Marini: “Oncologia a Civitanova
non sarà soppressa”
di Laura Boccanera
“Nessuna chiusura ne sospensione dell’attività. I cittadini di questo territorio possono stare tranquilli”. Rassicura in merito alla presunta chiusura del reparto di oncologia il direttore di zona Alessandro Marini. La voce di un eventuale ridimensionamento e addirittura di una soppressione aveva cominciato a circolare alcuni giorni fa: “l’attuale situazione del servizio di Oncologia di Civitanova Marche, che vede il pensionamento dei dirigenti medici, non porterà alla soppressione delle attività nè disagi ai pazienti – dichiara Marini – già nelle scorse settimane abbiamo affrontato la questione individuando una soluzione equilibrata e sostenibile che non deprime, ma potenzia l’offerta dei servizi e la tutela dei pazienti. Le attività di primo livello, quelle ambulatoriali e di terapia chemioterapica continueranno ad essere garantite nel nosocomio Civitanovese e saranno gestite in integrazione con l’offerta del polo di Macerata che assolve da tempo un importante ruolo nella risposta ai bisogni di questa provincia. I medici necessari saranno garantiti dalla rete oncologica di Area Vasta e le dotazioni necessarie verranno assicurate, tenendo anche conto delle professionalità presenti.
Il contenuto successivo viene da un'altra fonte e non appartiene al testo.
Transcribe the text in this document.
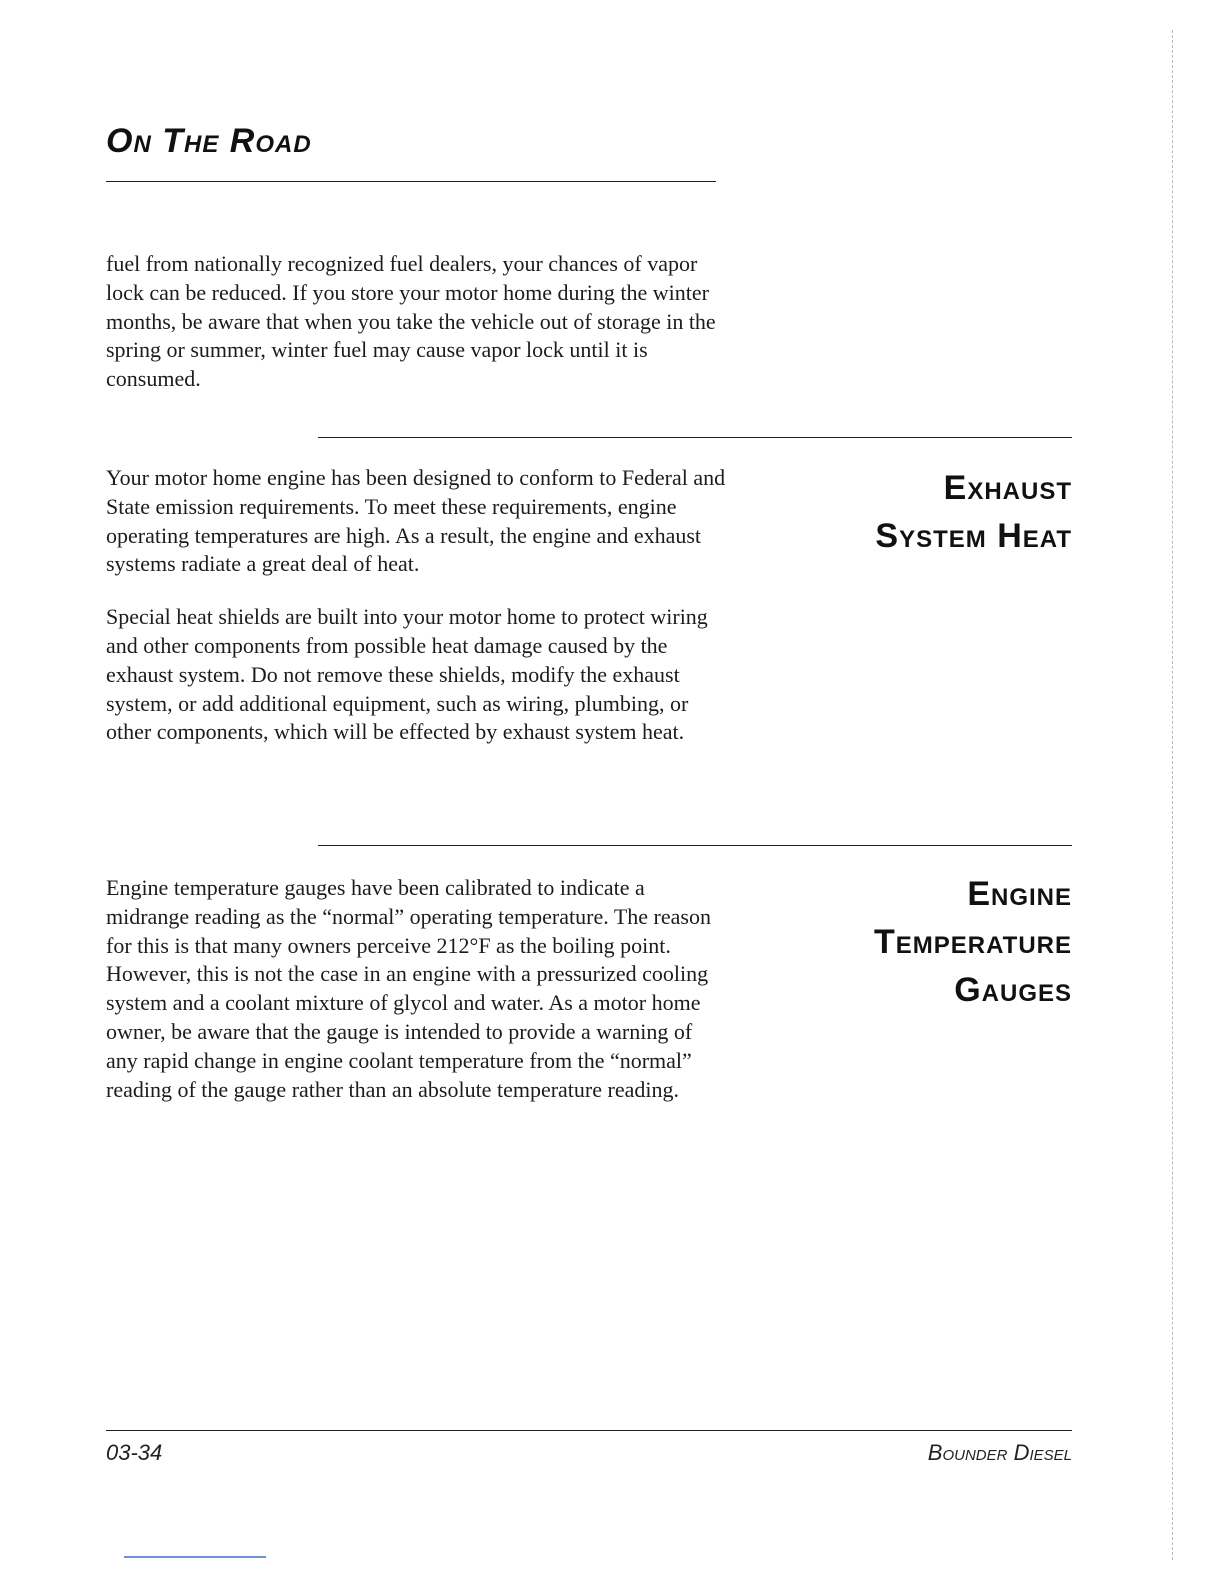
On The Road

fuel from nationally recognized fuel dealers, your chances of vapor lock can be reduced. If you store your motor home during the winter months, be aware that when you take the vehicle out of storage in the spring or summer, winter fuel may cause vapor lock until it is consumed.

Your motor home engine has been designed to conform to Federal and State emission requirements. To meet these requirements, engine operating temperatures are high. As a result, the engine and exhaust systems radiate a great deal of heat.

Special heat shields are built into your motor home to protect wiring and other components from possible heat damage caused by the exhaust system. Do not remove these shields, modify the exhaust system, or add additional equipment, such as wiring, plumbing, or other components, which will be effected by exhaust system heat.

Exhaust
System Heat

Engine temperature gauges have been calibrated to indicate a midrange reading as the “normal” operating temperature. The reason for this is that many owners perceive 212°F as the boiling point. However, this is not the case in an engine with a pressurized cooling system and a coolant mixture of glycol and water. As a motor home owner, be aware that the gauge is intended to provide a warning of any rapid change in engine coolant temperature from the “normal” reading of the gauge rather than an absolute temperature reading.

Engine
Temperature
Gauges
03-34	Bounder Diesel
Del resto la logica di sostenibilità ed efficienza dei servizi ci impone di evitare duplicazioni onerose e inutili, non certo di sopprimere attività così importanti per i cittadini”. Una polemica che era giunta proprio con quella più politica e amministrativa sullo spostamento dell’area vasta e la riduzione da 5 a 3 aree regionali: “non solo la contingenza economica sfavorevole – continua Marini – ma, soprattutto, la necessità di migliorare la capacità di risposta del sistema dell’offerta sanitaria ci deve orientare verso una organizzazione integrata e efficace; l’Area Vasta ci offre l’opportunità di condividere le risorse, le competenze e l’esperienza umana e professionale al meglio. Con gli stessi professionisti e operatori sarà possibile costruire non modelli o assetti gerarchici, che non interessano i cittadini ma risposte concrete e certe per il territorio”.